Government conspiracy heat wave or no government conspiracy heat wave, this summer is setting records — not just record maximum temperatures, but also record minimums. On June 27, Oman recorded the world’s highest ever minimum temperature when the mercury failed to drop below 107.1 degrees F, even overnight. And that’s more important, in a global sense, than the record highs.
A few things too-often glossed over in discussions of what climate change is doing to temperatures the world over:
1. In many cases, nighttime minimum temperatures are rising faster than daytime maximums, narrowing the gap between average daytime and nighttime temperatures even as both rise. And here's an excellent map-based representation of what this is doing to the U.S.
2. It's nighttime temperatures, not daytime highs, that kill people.
The biggest concern for heat-related illnesses and deaths isn't during the daylight hours when temperatures can penetrate triple-digits, but rather overnight when the mercury doesn't fall below 80 degrees, said Zachary Thompson, Dallas County Health Department Director.
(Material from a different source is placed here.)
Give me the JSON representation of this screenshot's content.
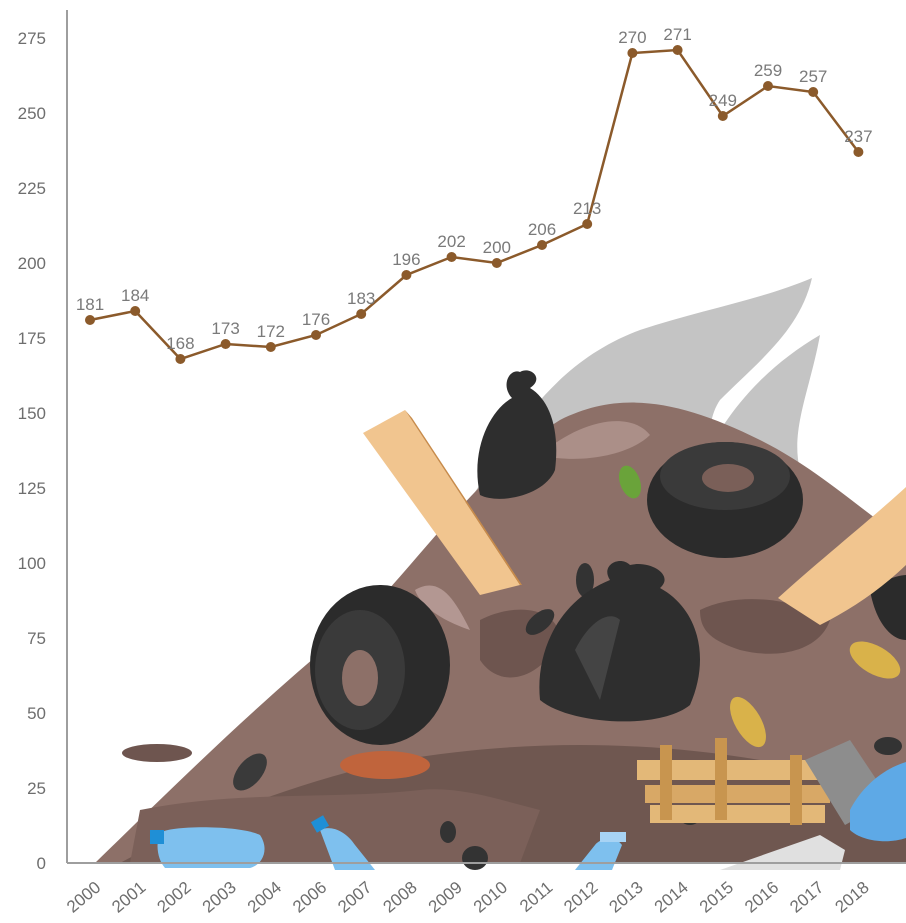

"Everybody normally focuses on that daytime temperature, but that nighttime temperature brings us to a deadly level that is a concern, because at night, there's no cooling off," he added.
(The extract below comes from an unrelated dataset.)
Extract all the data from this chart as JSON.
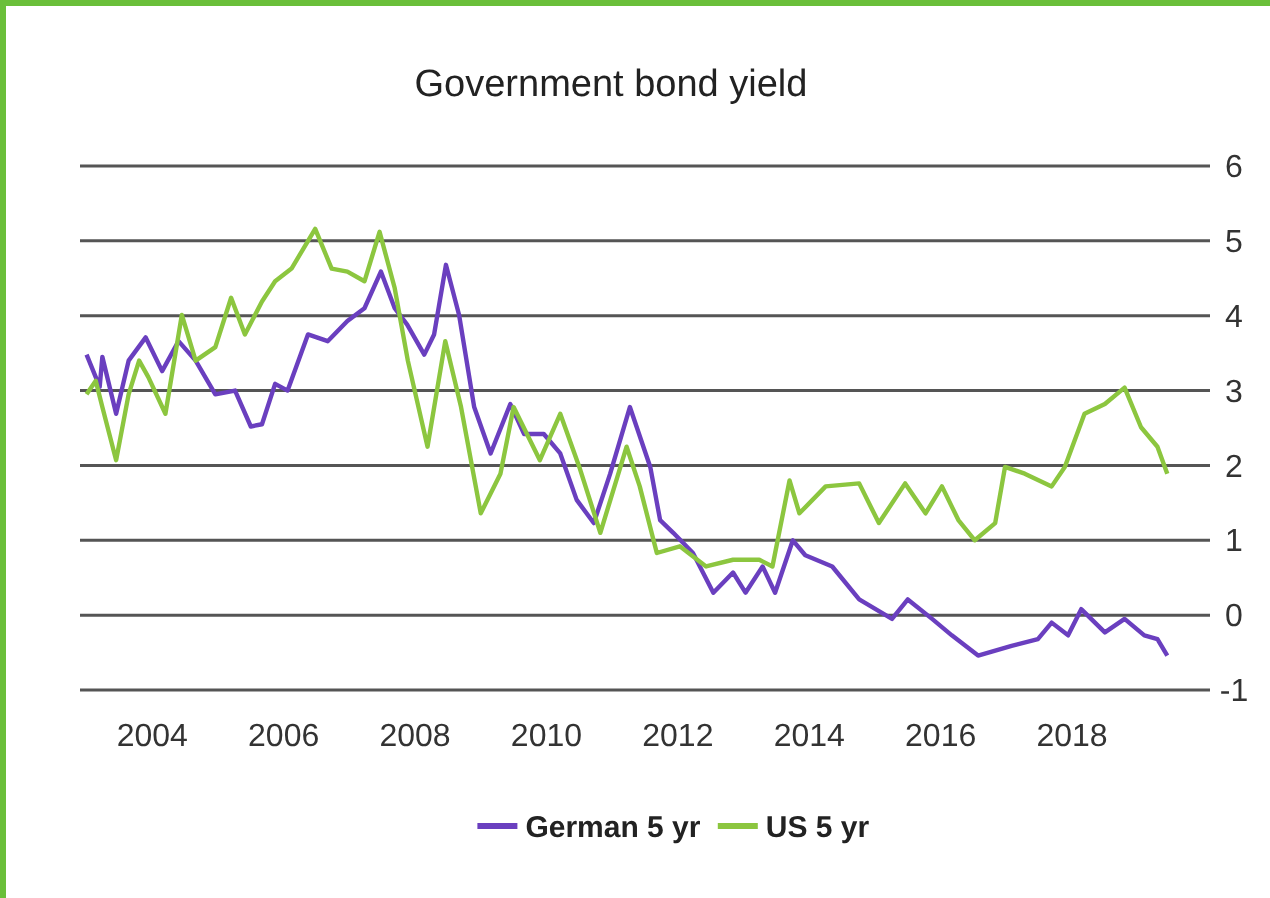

This is the reason 5,000 people died in Paris in 2003. And the more people use air conditioning, the worse the urban heat island effect that kills people becomes.
3. Up to a point, higher daytime temperatures actually increase yields of rice, which is the staple food for billions of people. But higher nighttime temperatures decrease those yields. Like people, growing rice needs to cool off overnight.
Increasing nighttime temperatures are therefore a double threat, to both public health and food security, and they are rising faster than daytime highs. While new maximum temperatures grab the headlines, it's the record-breaking minimums that are more likely to be one of the four horsemen of the coming climate apocalypse.